After the bureau issued its 2015 bulletin, the mortgage industry complained about not having clear guidelines on what was permissible. Many alleged the bureau was creating regulation through enforcement.

Most lenders ended any MSAs they had following the initial ruling by then-CFPB Director Cordray to fine PHH $109 million for an alleged violation.

PHH’s case was one of several that challenged the constitutionality of the CFPB’s structure; although after winning an appeal on procedural grounds, PHH declined to seek Supreme Court review. Even so, then-acting CFPB Director Mick Mulvaney dropped the matter saying PHH did not violate RESPA.

This new guidance is consistent with how the mortgage industry has been operating following the PHH case, Bunting said.

“It’s nice to have affirmative guidance from the agency, because a lot of the guidance that folks we’re relying on was still from HUD,” she said, referring to the 2010 interpretation. “But it doesn’t ultimately change how folks are going to go about compliance.”

The CFPB’s FAQ stands to impact many beyond mortgage lenders. Other players like title insurers and real estate brokers, even home warranty providers, have all come under CFPB scrutiny for MSA compliance.

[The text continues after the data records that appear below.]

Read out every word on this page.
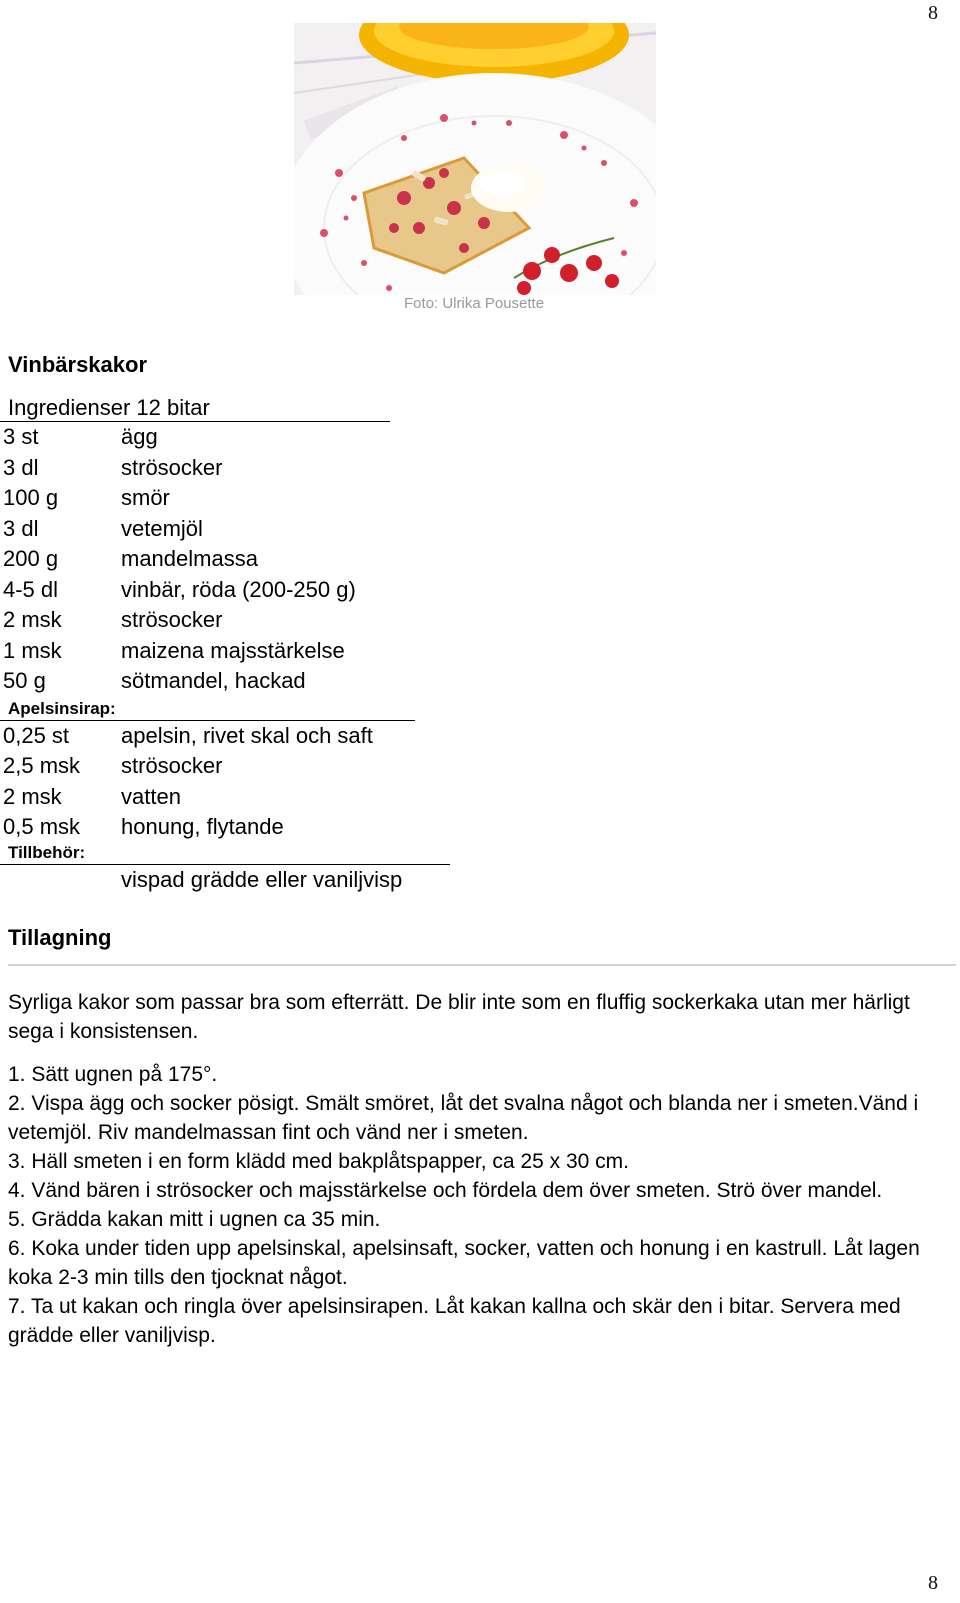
8
Foto: Ulrika Pousette
Vinbärskakor
Ingredienser 12 bitar
3 st	ägg
3 dl	strösocker
100 g	smör
3 dl	vetemjöl
200 g	mandelmassa
4-5 dl	vinbär, röda (200-250 g)
2 msk	strösocker
1 msk	maizena majsstärkelse
50 g	sötmandel, hackad
Apelsinsirap:
0,25 st apelsin, rivet skal och saft
2,5 msk strösocker
2 msk	vatten
0,5 msk honung, flytande
Tillbehör:
vispad grädde eller vaniljvisp
Tillagning

Syrliga kakor som passar bra som efterrätt. De blir inte som en fluffig sockerkaka utan mer härligt sega i konsistensen.

1. Sätt ugnen på 175°.
2. Vispa ägg och socker pösigt. Smält smöret, låt det svalna något och blanda ner i smeten.Vänd i vetemjöl. Riv mandelmassan fint och vänd ner i smeten.
3. Häll smeten i en form klädd med bakplåtspapper, ca 25 x 30 cm.
4. Vänd bären i strösocker och majsstärkelse och fördela dem över smeten. Strö över mandel.
5. Grädda kakan mitt i ugnen ca 35 min.
6. Koka under tiden upp apelsinskal, apelsinsaft, socker, vatten och honung i en kastrull. Låt lagen koka 2-3 min tills den tjocknat något.
7. Ta ut kakan och ringla över apelsinsirapen. Låt kakan kallna och skär den i bitar. Servera med grädde eller vaniljvisp.
8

“This move highlights that title and settlement professionals need to be on their toes when analyzing marketing services agreements,” said ALTA CEO Diane Tomb in a statement. “Section 8 of RESPA can be confusing and lacks clarity. We appreciate the bureau’s effort to produce compliance materials to help the industry work through these issues with specific fact patterns.”

A statement from NAR said the group “has long advocated for clarity on MSAs and appreciates the bureau’s recognition of the importance of RESPA enforcement to enhance relationships among settlement service providers.”

In a blog post accompanying the FAQ, the CFPB warned it will still go after violators and promised vigorous enforcement.

“The bureau is very clear that they will enforce the rules as they have been understood prior to the bulletin,” Wiseman said, adding that RESPA’s statutory language does allow for MSAs under certain regulatory contexts.

“The devil really is in the details when it comes to MSAs,” Bunting said. “The FAQs provide good guideposts but it’s still not the level of detail that one must scrutinize an MSA with to make sure it’s fully compliant.”

There was another subtle difference in the CFPB’s FAQ. Past guidance stated that MSAs were permissible between two business entities but not between an entity and some participants. The new FAQ used as one of its complaint examples an MSA between a lender and an individual real estate agent, notes Marx Sterbcow, a Louisiana-based mortgage industry compliance attorney.

“This kind of opens up Pandora’s Box, because now they’re insinuating in their example that individual real estate agents can enter into MSAs with lenders,” he said. But the bureau’s statement on enforcement indicating that arrangements between lenders and agents or teams of agents are still dangerous was important.

However, that doesn’t alleviate Sterbcow’s worry that some might use that example to push the envelope and enter into agreements with agents.

Sterbcow, who is representing Townstone Financial against accusations of redlining by the CFPB, added that the statement on enforcement was a positive because the Bureau had not pursued many, if any, Section 8 kickback cases in the last few years. However, in Rocket Cos.’ prospectus, it revealed a RESPA investigation into its Rocket Homes unit.

Depending on who wins the upcoming election, Section 8 interpretation, compliance and enforcement could shift again, especially in light of the Supreme Court ruling earlier this year that invalidated the single-director structure for the CFPB as written in the Dodd-Frank Act.

As a result, a change in the White House is likely to lead to a new CFPB director being appointed, one with views similar to Cordray’s. And because FAQs are informal, they could be easily revised.

“Compliance needs to be at the highest levels at this point because of the election,” Sterbcow said. If both the White House and the Senate shift control, the bureau is likely to broaden its enforcement efforts in all areas, not just MSAs.